I’m just scratching the surface here. It would take a heckuva lot of caring.

7 comments… add one
  • Larry Link

    We have a health care system..and most of those who work in this field do a pretty darn good job, overall, the system works.

    If you have good insurance, and need care, you get it…and the cost of that care because of your insurance will most likely keep you out of bankruptcy.

    Then there those who have insurance, but with limitations, not all insurance policies are equal, so depending on your insuracne policy, it may have a direct effect on your health, the level of health care you recieve and then the cost that your insurance might not cover.

    Then there are those who have no insurance…so if you need health care..it can be limited care at best or cost you so much that after you’ve been treated you’re most likely to be facing huge financial dept, trading one life altering event for another…

    If you’re retired and are enrolled in federal coverage system you get a certian level of care.

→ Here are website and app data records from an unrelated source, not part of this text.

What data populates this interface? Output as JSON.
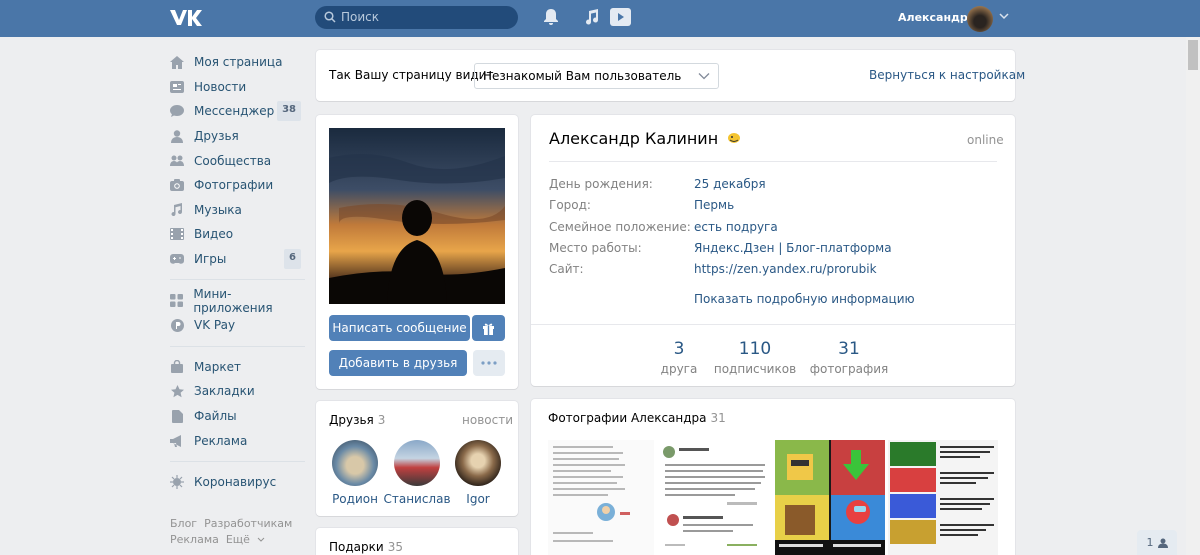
{
  "header": {
    "search_placeholder": "Поиск",
    "username": "Александр"
  },
  "nav": {
    "items": [
      {
        "label": "Моя страница",
        "icon": "home-icon"
      },
      {
        "label": "Новости",
        "icon": "news-icon"
      },
      {
        "label": "Мессенджер",
        "icon": "messenger-icon",
        "badge": "38"
      },
      {
        "label": "Друзья",
        "icon": "friends-icon"
      },
      {
        "label": "Сообщества",
        "icon": "groups-icon"
      },
      {
        "label": "Фотографии",
        "icon": "camera-icon"
      },
      {
        "label": "Музыка",
        "icon": "music-icon"
      },
      {
        "label": "Видео",
        "icon": "video-icon"
      },
      {
        "label": "Игры",
        "icon": "games-icon",
        "badge": "6"
      }
    ],
    "items2": [
      {
        "label": "Мини-приложения",
        "icon": "apps-icon"
      },
      {
        "label": "VK Pay",
        "icon": "vkpay-icon"
      }
    ],
    "items3": [
      {
        "label": "Маркет",
        "icon": "market-icon"
      },
      {
        "label": "Закладки",
        "icon": "star-icon"
      },
      {
        "label": "Файлы",
        "icon": "file-icon"
      },
      {
        "label": "Реклама",
        "icon": "megaphone-icon"
      }
    ],
    "items4": [
      {
        "label": "Коронавирус",
        "icon": "virus-icon"
      }
    ],
    "footer": [
      "Блог",
      "Разработчикам",
      "Реклама",
      "Ещё"
    ]
  },
  "viewbar": {
    "label": "Так Вашу страницу видит",
    "selected": "Незнакомый Вам пользователь",
    "return_link": "Вернуться к настройкам"
  },
  "profile": {
    "name": "Александр Калинин",
    "status": "online",
    "send_message": "Написать сообщение",
    "add_friend": "Добавить в друзья",
    "info": [
      {
        "label": "День рождения:",
        "value": "25 декабря"
      },
      {
        "label": "Город:",
        "value": "Пермь"
      },
      {
        "label": "Семейное положение:",
        "value": "есть подруга"
      },
      {
        "label": "Место работы:",
        "value": "Яндекс.Дзен | Блог-платформа"
      },
      {
        "label": "Сайт:",
        "value": "https://zen.yandex.ru/prorubik"
      }
    ],
    "show_more": "Показать подробную информацию",
    "stats": [
      {
        "num": "3",
        "label": "друга"
      },
      {
        "num": "110",
        "label": "подписчиков"
      },
      {
        "num": "31",
        "label": "фотография"
      }
    ]
  },
  "friends": {
    "title": "Друзья",
    "count": "3",
    "news": "новости",
    "list": [
      "Родион",
      "Станислав",
      "Igor"
    ]
  },
  "gifts": {
    "title": "Подарки",
    "count": "35"
  },
  "photos": {
    "title": "Фотографии Александра",
    "count": "31"
  },
  "floating": {
    "label": "1"
  }
}
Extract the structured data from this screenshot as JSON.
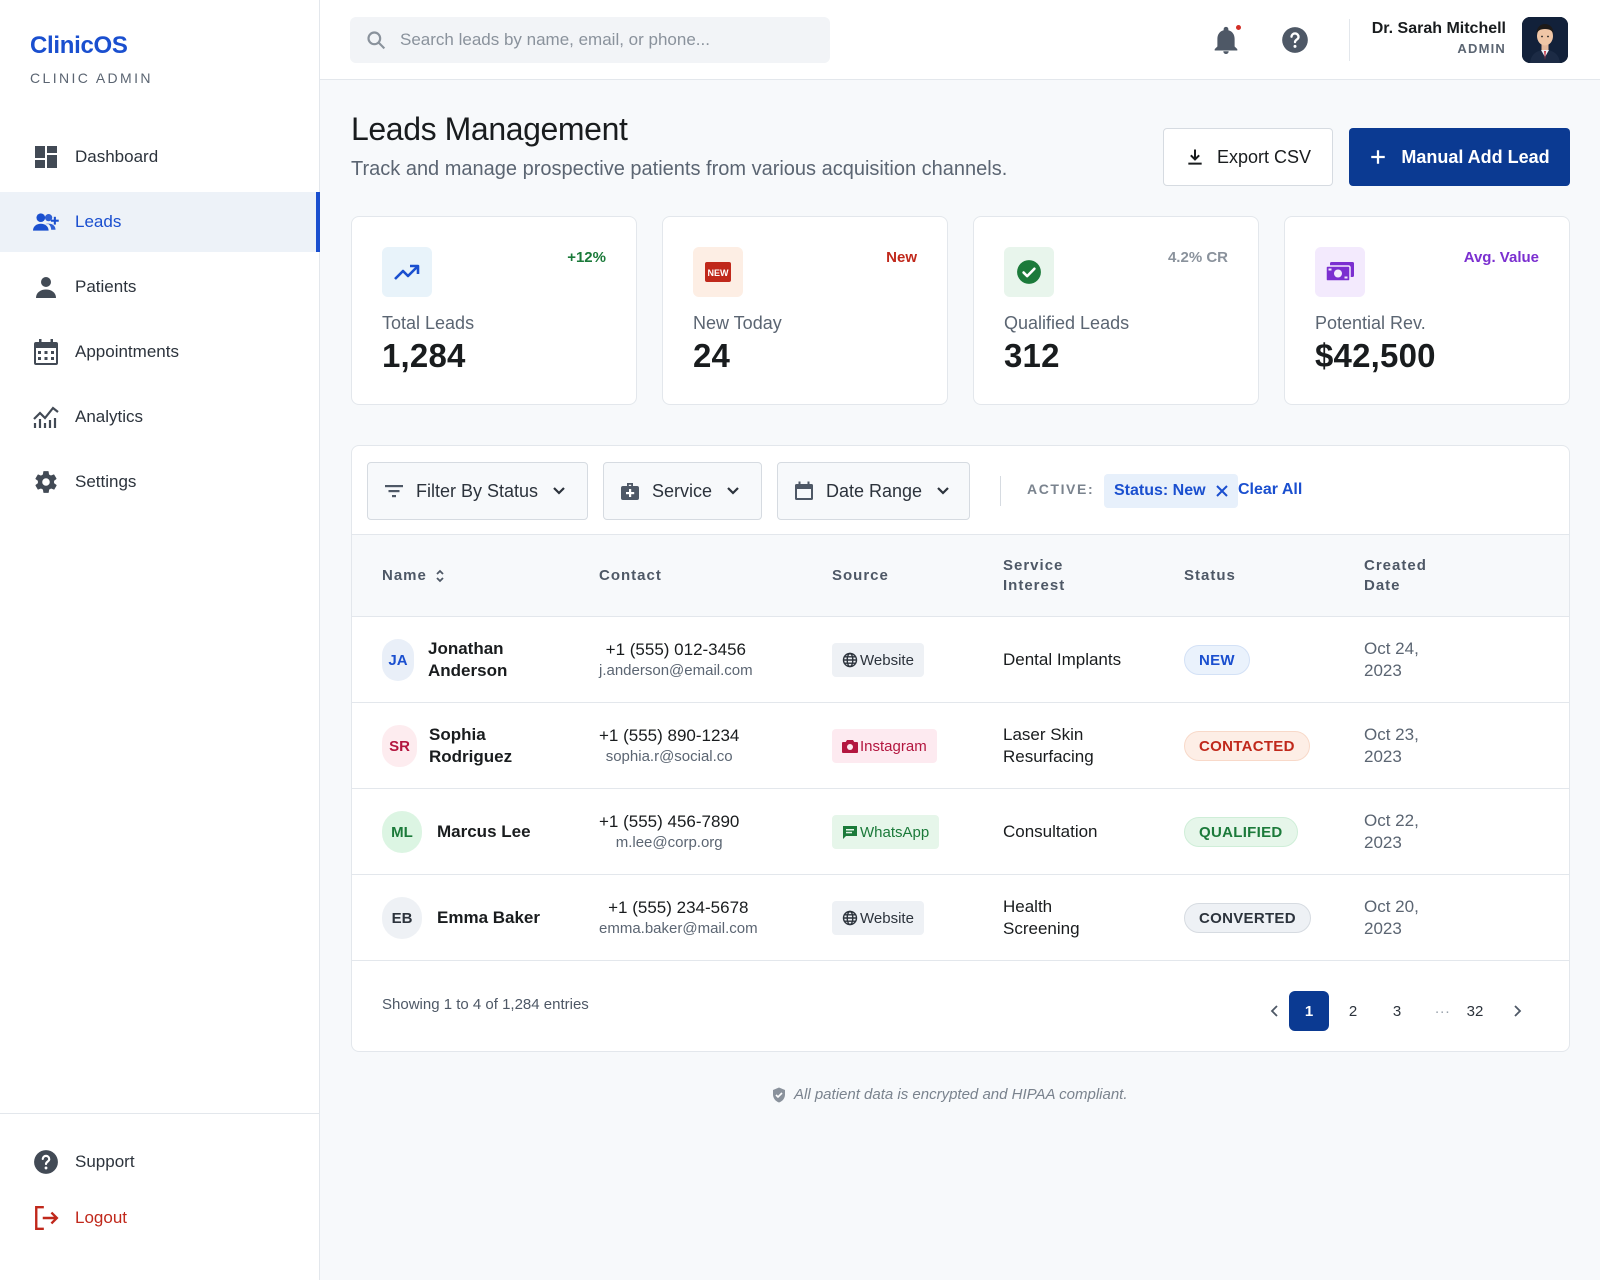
{
  "brand": {
    "title": "ClinicOS",
    "subtitle": "CLINIC ADMIN"
  },
  "sidebar": {
    "items": [
      {
        "label": "Dashboard",
        "icon": "dashboard-icon"
      },
      {
        "label": "Leads",
        "icon": "group-add-icon",
        "active": true
      },
      {
        "label": "Patients",
        "icon": "person-icon"
      },
      {
        "label": "Appointments",
        "icon": "calendar-icon"
      },
      {
        "label": "Analytics",
        "icon": "analytics-icon"
      },
      {
        "label": "Settings",
        "icon": "gear-icon"
      }
    ],
    "bottom": [
      {
        "label": "Support",
        "icon": "help-icon"
      },
      {
        "label": "Logout",
        "icon": "logout-icon"
      }
    ]
  },
  "topbar": {
    "search_placeholder": "Search leads by name, email, or phone...",
    "user_name": "Dr. Sarah Mitchell",
    "user_role": "ADMIN"
  },
  "header": {
    "title": "Leads Management",
    "subtitle": "Track and manage prospective patients from various acquisition channels.",
    "export_label": "Export CSV",
    "add_label": "Manual Add Lead"
  },
  "stats": [
    {
      "label": "Total Leads",
      "value": "1,284",
      "badge": "+12%",
      "badge_color": "#1b7a3a",
      "icon": "trending-up-icon",
      "icon_bg": "#e8f3fa",
      "icon_color": "#1a4fcf"
    },
    {
      "label": "New Today",
      "value": "24",
      "badge": "New",
      "badge_color": "#c0281b",
      "icon": "new-icon",
      "icon_bg": "#fdeee4",
      "icon_color": "#c0281b"
    },
    {
      "label": "Qualified Leads",
      "value": "312",
      "badge": "4.2% CR",
      "badge_color": "#8a929c",
      "icon": "check-circle-icon",
      "icon_bg": "#e8f5ec",
      "icon_color": "#1b7a3a"
    },
    {
      "label": "Potential Rev.",
      "value": "$42,500",
      "badge": "Avg. Value",
      "badge_color": "#7b2fd0",
      "icon": "payments-icon",
      "icon_bg": "#f3eafd",
      "icon_color": "#7b2fd0"
    }
  ],
  "filters": {
    "status_label": "Filter By Status",
    "service_label": "Service",
    "date_label": "Date Range",
    "active_label": "ACTIVE:",
    "chip_label": "Status: New",
    "clear_label": "Clear All"
  },
  "table": {
    "headers": {
      "name": "Name",
      "contact": "Contact",
      "source": "Source",
      "service_1": "Service",
      "service_2": "Interest",
      "status": "Status",
      "created_1": "Created",
      "created_2": "Date"
    },
    "rows": [
      {
        "initials": "JA",
        "name_1": "Jonathan",
        "name_2": "Anderson",
        "phone": "+1 (555) 012-3456",
        "email": "j.anderson@email.com",
        "source": "Website",
        "service_1": "Dental Implants",
        "service_2": "",
        "status": "NEW",
        "date_1": "Oct 24,",
        "date_2": "2023"
      },
      {
        "initials": "SR",
        "name_1": "Sophia",
        "name_2": "Rodriguez",
        "phone": "+1 (555) 890-1234",
        "email": "sophia.r@social.co",
        "source": "Instagram",
        "service_1": "Laser Skin",
        "service_2": "Resurfacing",
        "status": "CONTACTED",
        "date_1": "Oct 23,",
        "date_2": "2023"
      },
      {
        "initials": "ML",
        "name_1": "Marcus Lee",
        "name_2": "",
        "phone": "+1 (555) 456-7890",
        "email": "m.lee@corp.org",
        "source": "WhatsApp",
        "service_1": "Consultation",
        "service_2": "",
        "status": "QUALIFIED",
        "date_1": "Oct 22,",
        "date_2": "2023"
      },
      {
        "initials": "EB",
        "name_1": "Emma Baker",
        "name_2": "",
        "phone": "+1 (555) 234-5678",
        "email": "emma.baker@mail.com",
        "source": "Website",
        "service_1": "Health",
        "service_2": "Screening",
        "status": "CONVERTED",
        "date_1": "Oct 20,",
        "date_2": "2023"
      }
    ],
    "showing": "Showing 1 to 4 of 1,284 entries",
    "pages": [
      "1",
      "2",
      "3",
      "32"
    ],
    "ellipsis": "...",
    "current_page": "1"
  },
  "footer_note": "All patient data is encrypted and HIPAA compliant."
}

    If you’re basically well off, you get great health care, if your in the middle somewhere you get health care but with limits…if you’re at the bottom of the financial pool…well…like most things…it’s tough cookies…quality of life issues, and even death…

    I personally don’t know what we can do…I do find it very difficult to understand why we as a nation have not been able to uncover the problems with access and cost of health care…if anyone knows of any resource that has accurately done so please forward that resource to us…

    There is a roadblock to this answer…and it’s political. It’s not that we do not have a functioning health care system, we do, I’ve seen it upfront and very personal, the issue is why is it that some of us have better access and better care while others have limits or no access…

    So what is the answer..???

  • physicians would need to care enough to practice where pay rates are lower and they’re far from the social and other amenities that big cities and their surroundings provide.
    The Wife is a 3rd year resident in family medicine. Pay rates in rural areas or areas where there is a doctor shortage are higher as rural health providers try to compensate for the lack of demand in their areas.

    The lowest salaries tend to be in urban areas where people want to live – like big cities in the Sun Belt – or where there are a lot of doctors being produced – like Philadelphia, Boston and New York.

    Just my $.02

  • physicians would need to care enough to practice where pay rates are lower and they’re far from the social and other amenities that big cities and their surroundings provide.
    The Wife is a 3rd year resident in family medicine. Pay rates in rural areas or areas where there is a doctor shortage are higher as rural health providers try to compensate for the lack of supply in their areas.

    The lowest salaries tend to be in urban areas where people want to live – like big cities in the Sun Belt – or where there are a lot of doctors being produced – like Philadelphia, Boston and New York.

    Just my $.02

  • Thanks for the input, Scott. Good to know.

    My point, of course, is that behavior, whatever it is motivated by, would need to change. My own belief is that simple caring is not nearly enough.

  • The name of this blog caught my eye as I am the author of “Caring Is Not Enough, My Last Wishes and Personal Records.” http://www.caringisnotenough.net
    Having been an RN for 43 years, and being married to an MD for 41 of those has given me a unique insight. In the old days, we did not have the technology of today. We did not have the medicines. We did not have the need to xray and CT and MRI every person who walked through my ER with a headache. Doctors knew how to do neurologic exams. Now they are afraid of getting sued if they don’t order a $6600. abdominal CT for constipation. Who pays for that? The radiologist get a very small amount, and the hospital gets very little as well. So the patient gets to pay the big part of the bill.
    Very few can afford to go to medical school. My husband was a poor inner city kid and went through college and med school on loans and scholarships. Today it is more than $100,000. for 4 years of med school. I went to nursing school for $750.00. Today, thousands more.
    We are losing the battle. The drug companies are winning. The equipment makers are winning. Compassion is losing.